Whoever leads faces the tasks of returning Scotland to Labour, destroying the UKIP threat in our ‘heartlands’ and winning a shedload of Tory seats to boot.

All leadership candidates have been keen to highlight the seriousness of this situation, but to date – astonishingly for a party claiming credentials of social justice – not one seems to have commented on the unfairness of it.

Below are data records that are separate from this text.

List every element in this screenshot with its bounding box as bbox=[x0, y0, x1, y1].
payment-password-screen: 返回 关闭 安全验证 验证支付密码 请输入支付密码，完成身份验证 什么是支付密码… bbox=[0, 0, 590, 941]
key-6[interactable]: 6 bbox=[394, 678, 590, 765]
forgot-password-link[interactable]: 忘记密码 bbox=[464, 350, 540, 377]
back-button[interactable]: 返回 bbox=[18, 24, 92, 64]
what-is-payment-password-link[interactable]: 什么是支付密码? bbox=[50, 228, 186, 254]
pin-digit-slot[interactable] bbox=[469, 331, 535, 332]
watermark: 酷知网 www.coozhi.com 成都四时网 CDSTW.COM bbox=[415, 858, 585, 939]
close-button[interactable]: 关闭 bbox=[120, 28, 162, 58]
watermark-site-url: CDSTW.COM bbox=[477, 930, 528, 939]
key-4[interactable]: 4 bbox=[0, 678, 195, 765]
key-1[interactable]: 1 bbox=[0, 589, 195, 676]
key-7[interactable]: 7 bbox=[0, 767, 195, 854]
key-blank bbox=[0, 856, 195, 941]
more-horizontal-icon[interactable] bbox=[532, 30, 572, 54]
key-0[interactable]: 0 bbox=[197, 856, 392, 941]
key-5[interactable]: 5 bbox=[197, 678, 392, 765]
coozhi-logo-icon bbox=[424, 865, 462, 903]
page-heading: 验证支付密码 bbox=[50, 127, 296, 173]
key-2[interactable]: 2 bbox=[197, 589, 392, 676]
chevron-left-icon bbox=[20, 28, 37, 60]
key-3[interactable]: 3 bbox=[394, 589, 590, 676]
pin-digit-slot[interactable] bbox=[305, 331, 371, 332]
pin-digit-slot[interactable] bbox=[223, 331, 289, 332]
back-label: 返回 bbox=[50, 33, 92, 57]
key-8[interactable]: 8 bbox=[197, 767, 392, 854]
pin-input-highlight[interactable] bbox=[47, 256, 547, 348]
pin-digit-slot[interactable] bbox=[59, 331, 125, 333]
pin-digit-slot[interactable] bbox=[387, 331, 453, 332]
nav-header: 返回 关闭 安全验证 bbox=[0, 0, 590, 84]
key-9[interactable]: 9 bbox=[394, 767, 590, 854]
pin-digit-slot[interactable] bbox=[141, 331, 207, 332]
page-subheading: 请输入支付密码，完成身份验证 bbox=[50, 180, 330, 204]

The simple fact is that our electoral system is grossly unfair and broken. We have a majority government mandated by just under a quarter of the electorate. We have a  political culture which fails to sufficiently engage a third of the electorate enough to vote.  Meantime, millions who do vote are effectively disenfranchised because their votes fail to secure adequate parliamentary representation.  We might rail politically against a ‘winner takes all’ economy, but with first-past-the-post, we remain content with a ‘winner takes all’ democracy.

It doesn’t make sense. Rather, it makes a nonsense of the long struggle in the UK to extend the franchise. In May we promised votes for 16 and 17 year olds knowing full well that, if youngsters registered and voted in future, many of their votes would in any case be wasted.  The drivers behind winning increased enfranchisement over nearly 200 years have been equality and inclusion; the removal of property ownership, sex and age qualifications on voting rights. Yet that progress has produced votes of unequal value and effect in the our election of representatives.  And we have nothing to say.

Few can second guess with confidence the electoral landscape in the run up to 2020. The competitive field in politics may remain.  And would we want it switching back to the hollowed out democracy where groups of swing voters in a limited number of constituencies produced a disproportionate effort to keep ‘Worcester Woman’ and ‘Mondeo Man’ sweet and onside?

Wasn’t it Harold Wilson who claimed the “Labour Party is a moral crusade or it is nothing”.

No doubt his language is dated but isn’t it now time to raise our colours and lead a cross-party popular movement for fair votes?